Before disclosing anything beyond basic verification, apply five filters:

  1. Is it true and documented?
  2. Is it relevant to the requester’s legitimate purpose?
  3. Is it proportionate (only what’s necessary)?
  4. Is it shared in good faith to a legitimate recipient (need-to-know)?
  5. Is it consistent with privacy notices, policy, and any contractual confidentiality?

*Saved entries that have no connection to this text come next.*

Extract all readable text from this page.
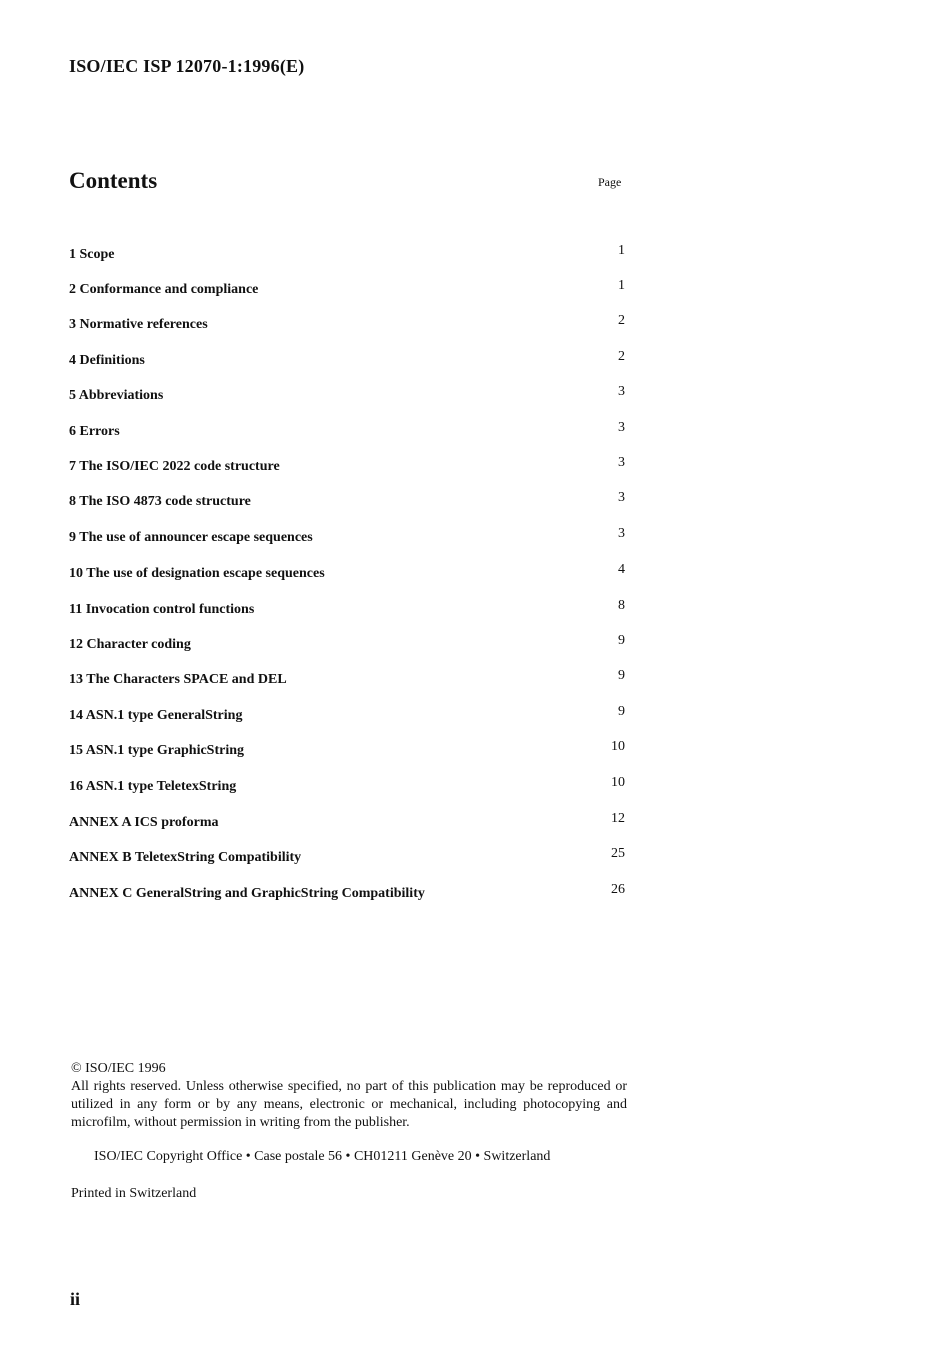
ISO/IEC ISP 12070-1:1996(E)
Contents	Page
1 Scope	1
2 Conformance and compliance	1
3 Normative references	2
4 Definitions	2
5 Abbreviations	3
6 Errors	3
7 The ISO/IEC 2022 code structure	3
8 The ISO 4873 code structure	3
9 The use of announcer escape sequences	3
10 The use of designation escape sequences	4
11 Invocation control functions	8
12 Character coding	9
13 The Characters SPACE and DEL	9
14 ASN.1 type GeneralString	9
15 ASN.1 type GraphicString	10
16 ASN.1 type TeletexString	10
ANNEX A ICS proforma	12
ANNEX B TeletexString Compatibility	25
ANNEX C GeneralString and GraphicString Compatibility	26

© ISO/IEC 1996

All rights reserved. Unless otherwise specified, no part of this publication may be reproduced or utilized in any form or by any means, electronic or mechanical, including photocopying and microfilm, without permission in writing from the publisher.

ISO/IEC Copyright Office • Case postale 56 • CH01211 Genève 20 • Switzerland
Printed in Switzerland
ii
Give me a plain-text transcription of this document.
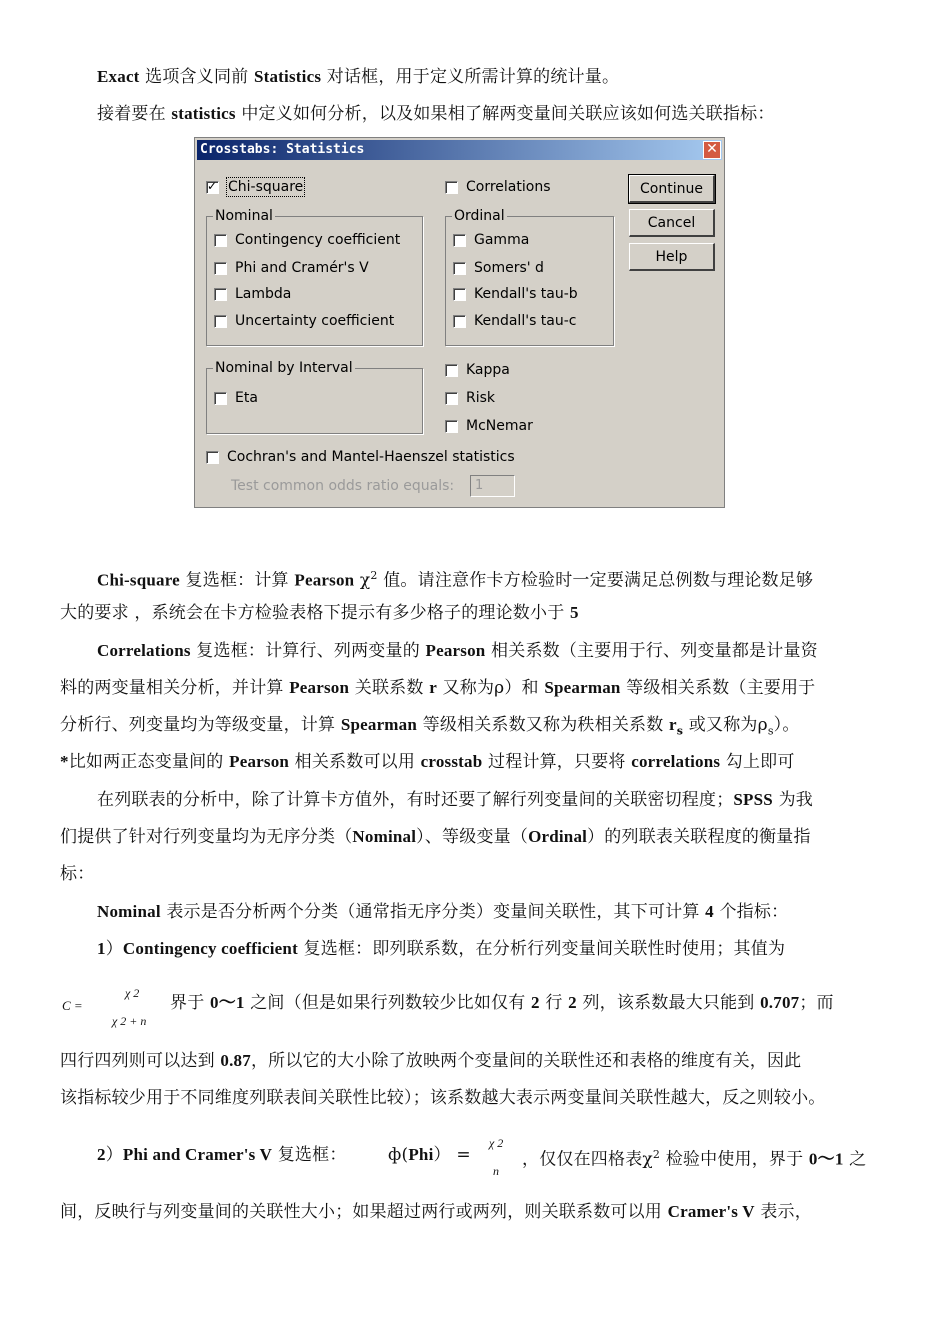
Exact 选项含义同前 Statistics 对话框，用于定义所需计算的统计量。
接着要在 statistics 中定义如何分析，以及如果相了解两变量间关联应该如何选关联指标：
Crosstabs: Statistics	✕
✓ Chi-square	Correlations
Nominal
Contingency coefficient
Phi and Cramér's V
Lambda
Uncertainty coefficient
Ordinal
Gamma
Somers' d
Kendall's tau-b
Kendall's tau-c
Nominal by Interval
Eta
Kappa
Risk
McNemar
Cochran's and Mantel-Haenszel statistics
Test common odds ratio equals:	1
Continue
Cancel
Help
Chi-square 复选框：计算 Pearson $\chi^2$ 值。请注意作卡方检验时一定要满足总例数与理论数足够
大的要求 ，系统会在卡方检验表格下提示有多少格子的理论数小于 5
Correlations 复选框：计算行、列两变量的 Pearson 相关系数（主要用于行、列变量都是计量资
料的两变量相关分析，并计算 Pearson 关联系数 r 又称为ρ）和 Spearman 等级相关系数（主要用于
分析行、列变量均为等级变量，计算 Spearman 等级相关系数又称为秩相关系数 $r_s$ 或又称为$\rho_s$）。
*比如两正态变量间的 Pearson 相关系数可以用 crosstab 过程计算，只要将 correlations 勾上即可
在列联表的分析中，除了计算卡方值外，有时还要了解行列变量间的关联密切程度；SPSS 为我
们提供了针对行列变量均为无序分类（Nominal）、等级变量（Ordinal）的列联表关联程度的衡量指
标：
Nominal 表示是否分析两个分类（通常指无序分类）变量间关联性，其下可计算 4 个指标：
1）Contingency coefficient 复选框：即列联系数，在分析行列变量间关联性时使用；其值为
C =
χ 2
χ 2 + n
界于 0～1 之间（但是如果行列数较少比如仅有 2 行 2 列，该系数最大只能到 0.707；而
四行四列则可以达到 0.87，所以它的大小除了放映两个变量间的关联性还和表格的维度有关，因此
该指标较少用于不同维度列联表间关联性比较）；该系数越大表示两变量间关联性越大，反之则较小。
2）Phi and Cramer's V 复选框： ф(Phi） =
χ 2
n
，仅仅在四格表$\chi^2$ 检验中使用，界于 0～1 之
间，反映行与列变量间的关联性大小；如果超过两行或两列，则关联系数可以用 Cramer's V 表示，
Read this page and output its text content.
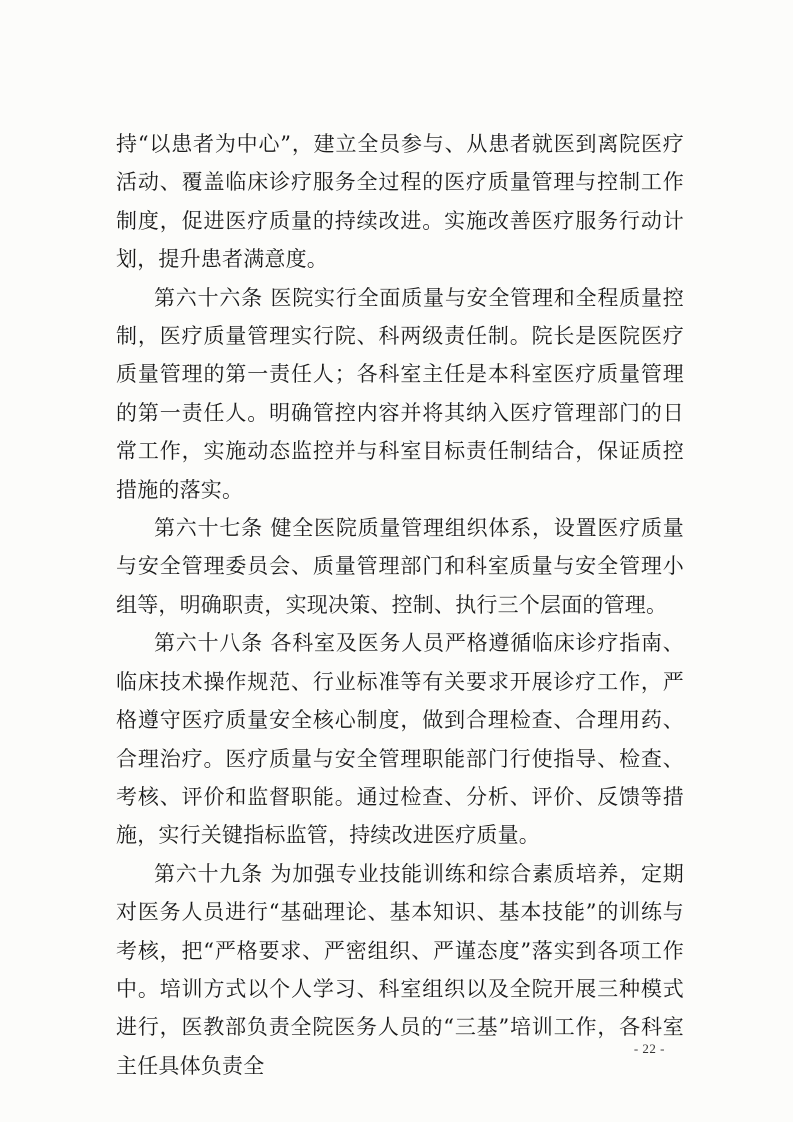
持“以患者为中心”，建立全员参与、从患者就医到离院医疗活动、覆盖临床诊疗服务全过程的医疗质量管理与控制工作制度，促进医疗质量的持续改进。实施改善医疗服务行动计划，提升患者满意度。

第六十六条 医院实行全面质量与安全管理和全程质量控制，医疗质量管理实行院、科两级责任制。院长是医院医疗质量管理的第一责任人；各科室主任是本科室医疗质量管理的第一责任人。明确管控内容并将其纳入医疗管理部门的日常工作，实施动态监控并与科室目标责任制结合，保证质控措施的落实。

第六十七条 健全医院质量管理组织体系，设置医疗质量与安全管理委员会、质量管理部门和科室质量与安全管理小组等，明确职责，实现决策、控制、执行三个层面的管理。

第六十八条 各科室及医务人员严格遵循临床诊疗指南、临床技术操作规范、行业标准等有关要求开展诊疗工作，严格遵守医疗质量安全核心制度，做到合理检查、合理用药、合理治疗。医疗质量与安全管理职能部门行使指导、检查、考核、评价和监督职能。通过检查、分析、评价、反馈等措施，实行关键指标监管，持续改进医疗质量。

第六十九条 为加强专业技能训练和综合素质培养，定期对医务人员进行“基础理论、基本知识、基本技能”的训练与考核，把“严格要求、严密组织、严谨态度”落实到各项工作中。培训方式以个人学习、科室组织以及全院开展三种模式进行，医教部负责全院医务人员的“三基”培训工作，各科室主任具体负责全

- 22 -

If any answer is “no,” do not disclose.


13) Key takeaways

  • Employers in the Philippines can generally disclose objective employment verification details, and may disclose additional information only when justified, documented, proportionate, and in good faith.
  • Privacy law pushes employers toward minimal, purpose-based disclosures with strong access controls.
  • Defamation risk rises sharply with negative statements, especially those that are unverified, gratuitous, or shared broadly.
  • The safest operational model is a centralized HR-only reference process, written policy, and neutral verification as the default.

Disclaimer: This content is not legal advice and may involve AI assistance. Information may be inaccurate.